Qu’allions-nous faire ? Les routes détrempées étaient défoncées par les canons. Nous étions à six kilomètres de Tergnier. Une pluie fine, pénétrante, collait nos vêtements à nos corps.

Quatre voitures étaient là, mais il y avait des blessés à transporter ; d’autres voitures allaient venir, mais il y avait des morts à emporter.

Un brancard improvisé porté par deux hommes d’équipe passa. Le major était étendu, si exsangue que je crispai mes mains, enfonçant mes ongles dans mes chairs. Un des officiers voulut interroger le médecin qui suivait : « Oh ! non, je vous supplie, je vous supplie, je ne veux pas savoir. Le malheureux ! » Et je bouchai mes oreilles comme si on allait me crier quelque chose d’horrible. Je ne sus jamais.

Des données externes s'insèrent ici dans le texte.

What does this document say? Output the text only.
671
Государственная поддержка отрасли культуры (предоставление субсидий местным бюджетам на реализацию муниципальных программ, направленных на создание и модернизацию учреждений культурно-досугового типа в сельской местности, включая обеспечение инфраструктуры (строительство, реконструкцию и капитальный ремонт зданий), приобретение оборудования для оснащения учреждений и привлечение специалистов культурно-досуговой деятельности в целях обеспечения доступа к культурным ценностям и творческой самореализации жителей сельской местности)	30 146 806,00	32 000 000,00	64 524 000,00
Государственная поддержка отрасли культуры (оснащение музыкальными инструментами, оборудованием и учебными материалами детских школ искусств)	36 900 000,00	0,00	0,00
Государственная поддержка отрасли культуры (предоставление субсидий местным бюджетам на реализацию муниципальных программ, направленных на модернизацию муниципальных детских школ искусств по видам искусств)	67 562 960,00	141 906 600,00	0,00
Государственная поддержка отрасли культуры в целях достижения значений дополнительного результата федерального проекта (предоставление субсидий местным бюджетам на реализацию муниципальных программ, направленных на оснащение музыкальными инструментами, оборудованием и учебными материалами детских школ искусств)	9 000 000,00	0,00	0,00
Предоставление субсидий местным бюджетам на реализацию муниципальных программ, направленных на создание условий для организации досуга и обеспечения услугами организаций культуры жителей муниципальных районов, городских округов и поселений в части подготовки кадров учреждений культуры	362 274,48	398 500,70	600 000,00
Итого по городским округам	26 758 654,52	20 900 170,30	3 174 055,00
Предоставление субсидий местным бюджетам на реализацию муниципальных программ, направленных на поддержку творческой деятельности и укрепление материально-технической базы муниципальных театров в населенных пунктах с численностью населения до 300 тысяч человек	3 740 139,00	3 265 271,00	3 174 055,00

Il fallait cependant nous résigner à nous mettre en marche. Nous fîmes plus de deux kilomètres aussi bravement que possible, mais je m’arrêtai, épuisée. La boue qui s’accrochait à nos chaussures les rendait pesantes. L’effort qu’il fallait faire à chaque pas pour retirer chaque pied du cloaque nous éreintait. Je m’assis sur une borne milliaire et déclarai que je n’irais pas plus loin. Ma gentille compagne pleurait. Alors, les deux jeunes officiers allemands qui nous servaient de gardes du corps me firent un siège de leurs deux mains croisées, et nous fîmes ainsi encore un kilomètre ; mais ma compagne n’en pouvait plus. Je lui offris de prendre ma place, elle refusa.

« Eh bien, attendons là. Et nous nous appuyâmes, à bout de forces, contre un petit arbre cassé.